What is the attraction to a cabinet minister of dumping confidential paperwork in a public bin, when presumably a confidential destruction service is readily available to such people? For the second time in just over two weeks we have another cabinet minister doing more or less the same thing as Oliver Letwin did in St James’s Park. It has been reported that unshredded paperwork containing letters from ministers was found dumped outside Vince Cable’s Richmond and Twickenham office. At least it seems to be a problem that afflicts both factions of the coalition, and Mr Cable may have been coming out in sympathy with Mr Letwin by drawing some fire from his Tory colleague. Who knows?
Apart from the fact that both of these incidents seem to indicate clear breaches of the Data Protection Act, they also indicate an alarming lack of judgement by the two men involved, but that is another discussion for another day.
As someone who regularly advises and lectures on the Data Protection Act, it seems almost inconceivable to me that Mr Letwin and Mr Cable could be entirely ignorant of the Act and its implications: as I mentioned in my last blog, there is a steady stream of incidents reported in the press of people losing confidential data, and awareness of the need for digital (and non-digital) data security seems generally high.

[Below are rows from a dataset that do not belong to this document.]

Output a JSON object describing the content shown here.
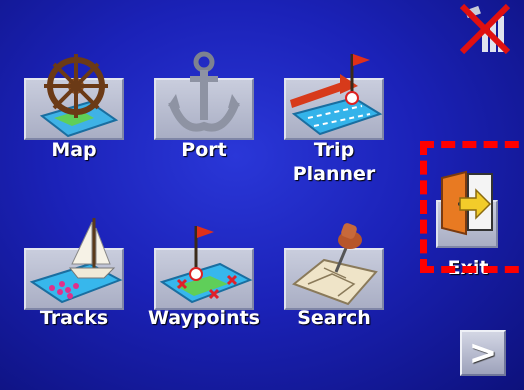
{
  "menu": {
    "items": [
      {
        "id": "map",
        "label": "Map",
        "icon": "ship-wheel-map-icon"
      },
      {
        "id": "port",
        "label": "Port",
        "icon": "anchor-icon"
      },
      {
        "id": "trip",
        "label": "Trip\nPlanner",
        "icon": "trip-planner-icon"
      },
      {
        "id": "tracks",
        "label": "Tracks",
        "icon": "sailboat-tracks-icon"
      },
      {
        "id": "waypoints",
        "label": "Waypoints",
        "icon": "waypoints-icon"
      },
      {
        "id": "search",
        "label": "Search",
        "icon": "search-pushpin-icon"
      }
    ],
    "exit": {
      "label": "Exit",
      "icon": "exit-door-icon"
    },
    "next": {
      "label": ">",
      "icon": "next-arrow-icon"
    }
  },
  "status": {
    "gps_icon": "no-satellite-signal-icon"
  },
  "colors": {
    "background": "#1b22b8",
    "highlight": "#ff0000",
    "label": "#ffffff"
  }
}
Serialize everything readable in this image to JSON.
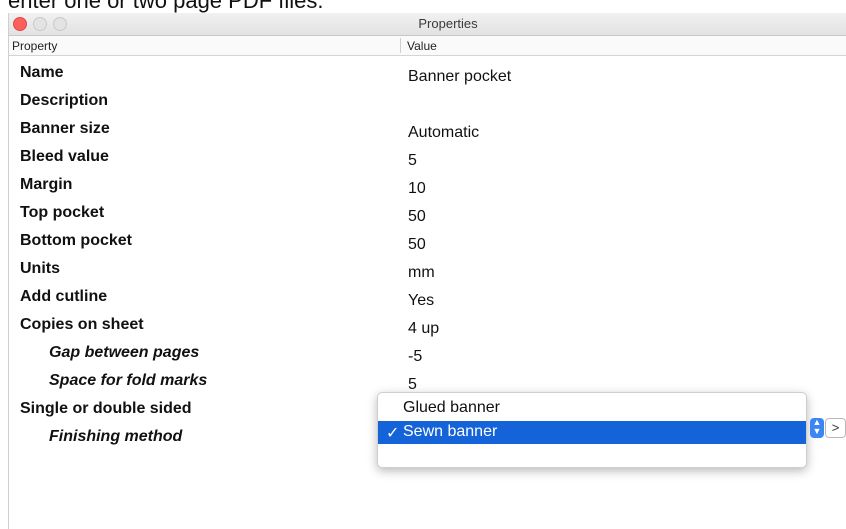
{
  "background_text": "enter one or two page PDF files.",
  "window": {
    "title": "Properties"
  },
  "table": {
    "headers": {
      "property": "Property",
      "value": "Value"
    },
    "rows": [
      {
        "property": "Name",
        "value": "Banner pocket",
        "sub": false
      },
      {
        "property": "Description",
        "value": "",
        "sub": false
      },
      {
        "property": "Banner size",
        "value": "Automatic",
        "sub": false
      },
      {
        "property": "Bleed value",
        "value": "5",
        "sub": false
      },
      {
        "property": "Margin",
        "value": "10",
        "sub": false
      },
      {
        "property": "Top pocket",
        "value": "50",
        "sub": false
      },
      {
        "property": "Bottom pocket",
        "value": "50",
        "sub": false
      },
      {
        "property": "Units",
        "value": "mm",
        "sub": false
      },
      {
        "property": "Add cutline",
        "value": "Yes",
        "sub": false
      },
      {
        "property": "Copies on sheet",
        "value": "4 up",
        "sub": false
      },
      {
        "property": "Gap between pages",
        "value": "-5",
        "sub": true
      },
      {
        "property": "Space for fold marks",
        "value": "5",
        "sub": true
      },
      {
        "property": "Single or double sided",
        "value": "",
        "sub": false
      },
      {
        "property": "Finishing method",
        "value": "",
        "sub": true
      }
    ]
  },
  "dropdown": {
    "options": [
      {
        "label": "Glued banner",
        "selected": false
      },
      {
        "label": "Sewn banner",
        "selected": true
      }
    ],
    "check_glyph": "✓"
  },
  "controls": {
    "more_button_label": ">",
    "stepper_up": "▲",
    "stepper_down": "▼"
  },
  "colors": {
    "selection": "#1463d8",
    "close_button": "#fc605c",
    "stepper": "#3c86f3"
  }
}
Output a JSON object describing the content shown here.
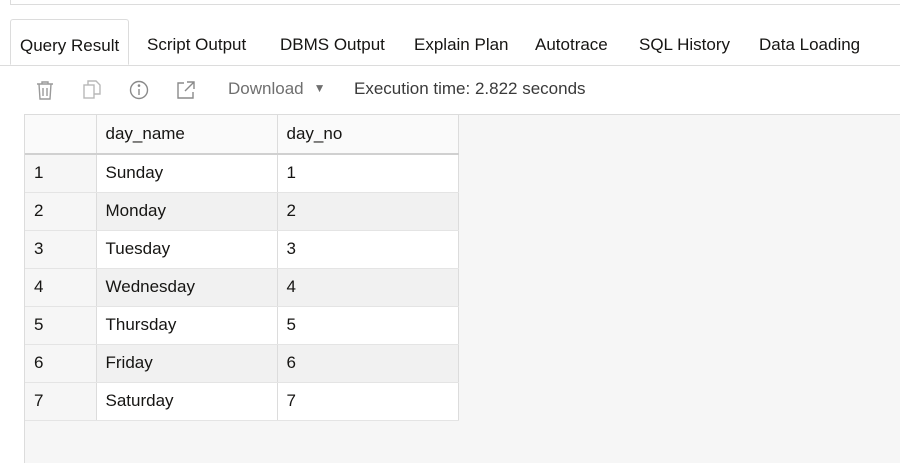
{
  "tabs": [
    "Query Result",
    "Script Output",
    "DBMS Output",
    "Explain Plan",
    "Autotrace",
    "SQL History",
    "Data Loading"
  ],
  "toolbar": {
    "icons": [
      "trash-icon",
      "copy-icon",
      "info-icon",
      "open-external-icon"
    ],
    "download_label": "Download",
    "execution_time": "Execution time: 2.822 seconds"
  },
  "grid": {
    "columns": [
      "day_name",
      "day_no"
    ],
    "rows": [
      {
        "rownum": "1",
        "day_name": "Sunday",
        "day_no": "1"
      },
      {
        "rownum": "2",
        "day_name": "Monday",
        "day_no": "2"
      },
      {
        "rownum": "3",
        "day_name": "Tuesday",
        "day_no": "3"
      },
      {
        "rownum": "4",
        "day_name": "Wednesday",
        "day_no": "4"
      },
      {
        "rownum": "5",
        "day_name": "Thursday",
        "day_no": "5"
      },
      {
        "rownum": "6",
        "day_name": "Friday",
        "day_no": "6"
      },
      {
        "rownum": "7",
        "day_name": "Saturday",
        "day_no": "7"
      }
    ]
  }
}
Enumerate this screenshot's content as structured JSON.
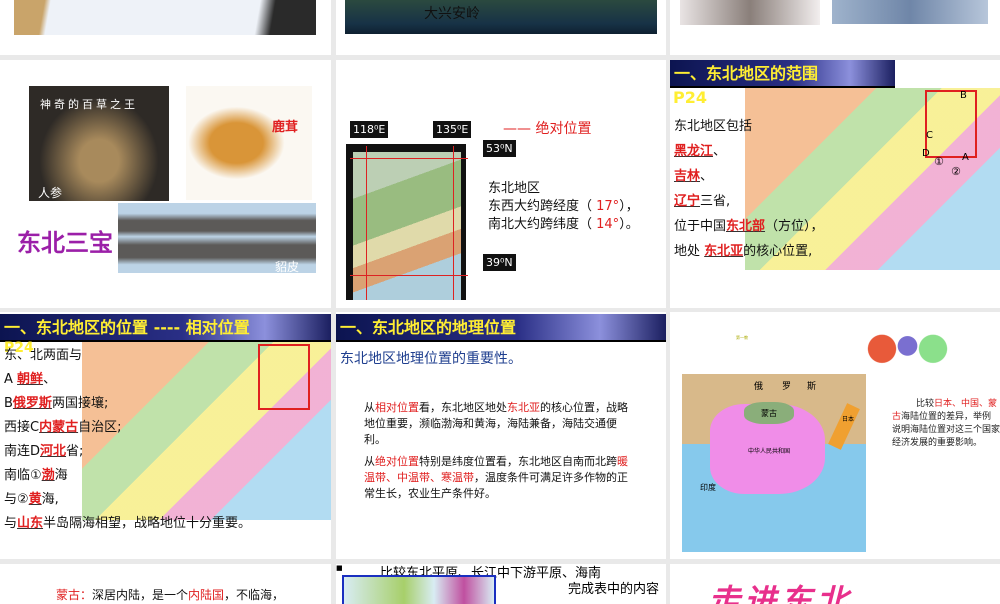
{
  "slides": {
    "s2": {
      "caption": "大兴安岭"
    },
    "s4": {
      "title": "东北三宝",
      "ginseng_caption": "神奇的百草之王",
      "ginseng": "人参",
      "antler": "鹿茸",
      "fur": "貂皮"
    },
    "s5": {
      "heading": "—— 绝对位置",
      "lon1": "118⁰E",
      "lon2": "135⁰E",
      "lat1": "53⁰N",
      "lat2": "39⁰N",
      "line1": "东北地区",
      "line2a": "东西大约跨经度（ ",
      "line2v": "17°",
      "line2b": "），",
      "line3a": "南北大约跨纬度（ ",
      "line3v": "14°",
      "line3b": "）。"
    },
    "s6": {
      "header": "一、东北地区的范围",
      "page": "P24",
      "intro": "东北地区包括",
      "p1": "黑龙江",
      "p2": "吉林",
      "p3": "辽宁",
      "sep": "、",
      "three": "三省,",
      "loc_a": "位于中国",
      "loc_v": "东北部",
      "loc_b": "（方位），",
      "core_a": "地处",
      "core_v": "东北亚",
      "core_b": "的核心位置,",
      "markers": [
        "A",
        "B",
        "C",
        "D",
        "①",
        "②"
      ]
    },
    "s7": {
      "header": "一、东北地区的位置 ---- 相对位置",
      "page": "P24",
      "l1": "东、北两面与",
      "l2a": "A",
      "l2v": "朝鲜",
      "l2b": "、",
      "l3a": "B",
      "l3v": "俄罗斯",
      "l3b": "两国接壤;",
      "l4a": "西接C",
      "l4v": "内蒙古",
      "l4b": "自治区;",
      "l5a": "南连D",
      "l5v": "河北",
      "l5b": "省;",
      "l6a": "南临①",
      "l6v": "渤",
      "l6b": "海",
      "l7a": "与②",
      "l7v": "黄",
      "l7b": "海,",
      "l8a": "与",
      "l8v": "山东",
      "l8b": "半岛隔海相望，战略地位十分重要。"
    },
    "s8": {
      "header": "一、东北地区的地理位置",
      "subtitle": "东北地区地理位置的重要性。",
      "p1": [
        "从",
        "相对位置",
        "看，东北地区地处",
        "东北亚",
        "的核心位置，战略地位重要，濒临渤海和黄海，海陆兼备，海陆交通便利。"
      ],
      "p2": [
        "从",
        "绝对位置",
        "特别是纬度位置看，东北地区自南而北跨",
        "暖温带、中温带、寒温带",
        "，温度条件可满足许多作物的正常生长，农业生产条件好。"
      ]
    },
    "s9": {
      "small": "第一教",
      "map_labels": [
        "俄",
        "罗",
        "斯",
        "蒙古",
        "中华人民共和国",
        "日本",
        "印度"
      ],
      "text": [
        "比较",
        "日本、中国、蒙古",
        "海陆位置的差异，举例说明海陆位置对这三个国家经济发展的重要影响。"
      ]
    },
    "s10": {
      "text": [
        "蒙古：",
        "深居内陆，是一个",
        "内陆国",
        "，不临海，"
      ]
    },
    "s11": {
      "text": "比较东北平原、长江中下游平原、海南",
      "text2": "完成表中的内容"
    },
    "s12": {
      "title": "走进东北"
    }
  }
}
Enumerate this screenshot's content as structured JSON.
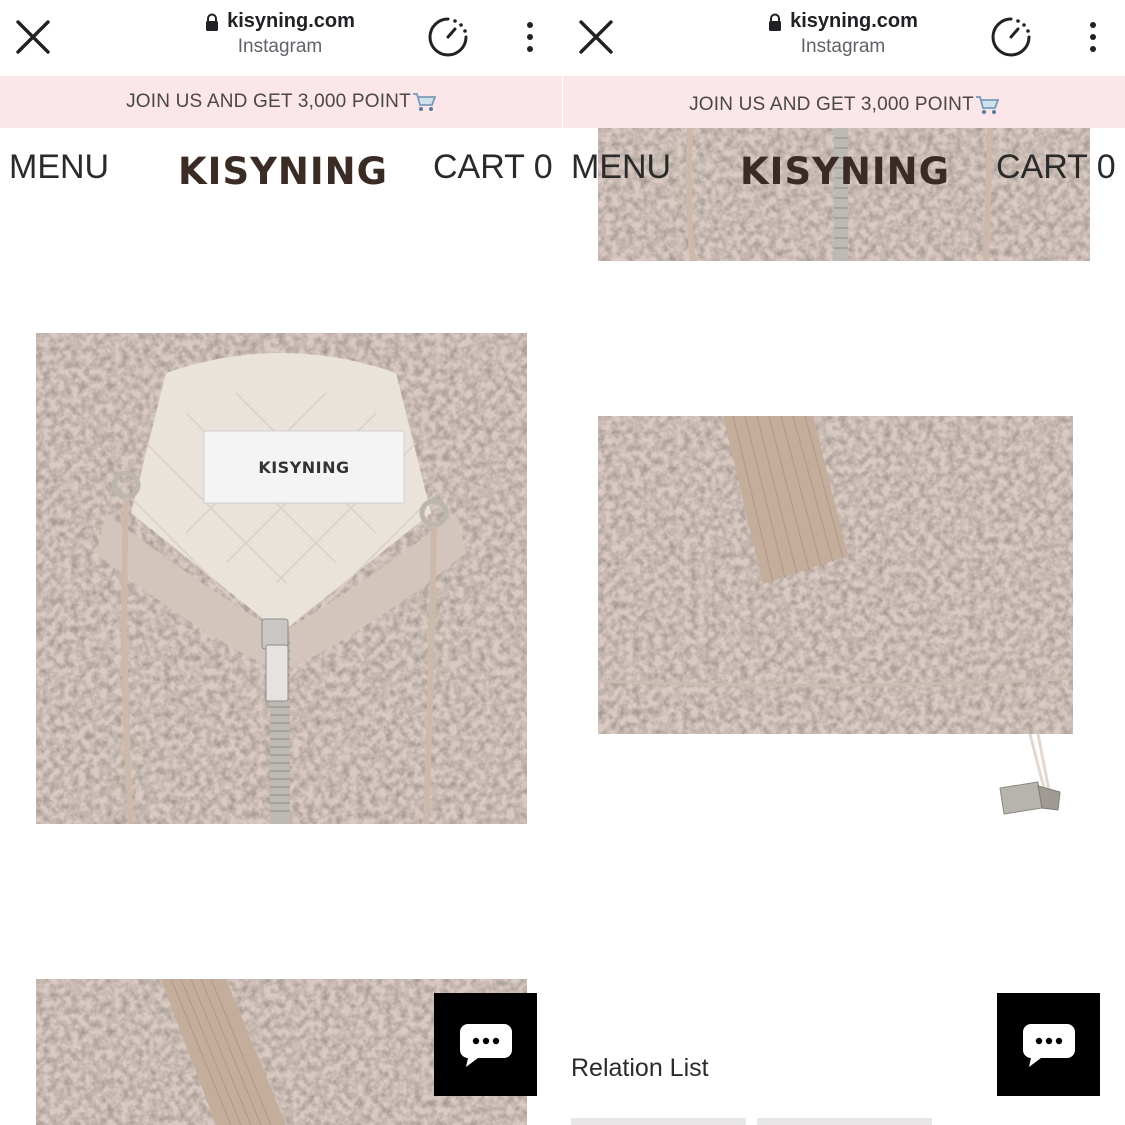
{
  "browser": {
    "domain": "kisyning.com",
    "source": "Instagram",
    "icons": [
      "close-icon",
      "lock-icon",
      "timer-icon",
      "more-vert-icon"
    ]
  },
  "promo": {
    "text": "JOIN US AND GET 3,000 POINT",
    "emoji_icon": "shopping-cart-icon",
    "background": "#fbe6ea"
  },
  "nav": {
    "menu_label": "MENU",
    "brand": "KISYNING",
    "cart_label": "CART 0"
  },
  "product": {
    "label_text": "KISYNING",
    "fabric_color": "#d9cbc3"
  },
  "relation": {
    "title": "Relation List"
  },
  "chat": {
    "icon": "chat-bubble-icon"
  }
}
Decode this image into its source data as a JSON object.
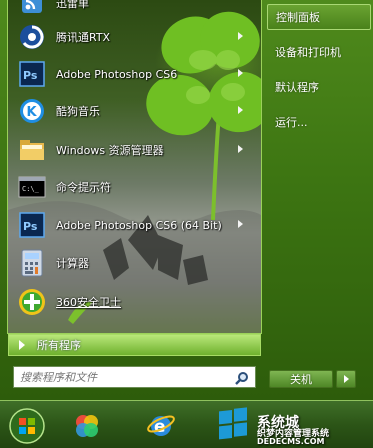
{
  "start_menu": {
    "programs": [
      {
        "label": "迅雷单",
        "icon": "rss-feed-icon",
        "has_submenu": false
      },
      {
        "label": "腾讯通RTX",
        "icon": "rtx-icon",
        "has_submenu": true
      },
      {
        "label": "Adobe Photoshop CS6",
        "icon": "photoshop-icon",
        "has_submenu": true
      },
      {
        "label": "酷狗音乐",
        "icon": "kugou-music-icon",
        "has_submenu": true
      },
      {
        "label": "Windows 资源管理器",
        "icon": "folder-icon",
        "has_submenu": true
      },
      {
        "label": "命令提示符",
        "icon": "cmd-icon",
        "has_submenu": false
      },
      {
        "label": "Adobe Photoshop CS6 (64 Bit)",
        "icon": "photoshop-icon",
        "has_submenu": true
      },
      {
        "label": "计算器",
        "icon": "calculator-icon",
        "has_submenu": false
      },
      {
        "label": "360安全卫士",
        "icon": "360-safe-icon",
        "has_submenu": false
      }
    ],
    "all_programs_label": "所有程序",
    "search": {
      "placeholder": "搜索程序和文件",
      "value": ""
    },
    "right_links": [
      {
        "label": "控制面板",
        "active": true
      },
      {
        "label": "设备和打印机",
        "active": false
      },
      {
        "label": "默认程序",
        "active": false
      },
      {
        "label": "运行...",
        "active": false
      }
    ],
    "shutdown_label": "关机"
  },
  "taskbar": {
    "items": [
      "start-orb-icon",
      "colorful-app-icon",
      "internet-explorer-icon"
    ]
  },
  "watermark": {
    "line1": "系统城",
    "line2": "织梦内容管理系统",
    "line3": "DEDECMS.COM"
  },
  "colors": {
    "frame": "#3d7512",
    "highlight": "#6aa331",
    "all_programs_bar": "#8fc94b"
  }
}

At least Mr Cable has had the good grace to accept that what he did was an "unacceptable breach of privacy"; Mr Letwin’s ‘defence’ was that none of the documents that he dumped in St James’s Park was classified. I would imagine that the Information Commissioner will not be taken in by that. After all, if your GP was to leave your medical records in a bin in the local park, you wouldn’t be placated if he told you not to worry because your medical records aren’t classified information; equally, if your bank manager dumped your bank statements in a skip you would be unimpressed by being told that the security of the nation had not been compromised as a result.
The information dumped by the cabinet ministers may not be crucial to national security, but for the people whose information has been left lying about, that is little consolation.
The first rule of data protection should be: treat the personal data of others as you would like others to treat yours.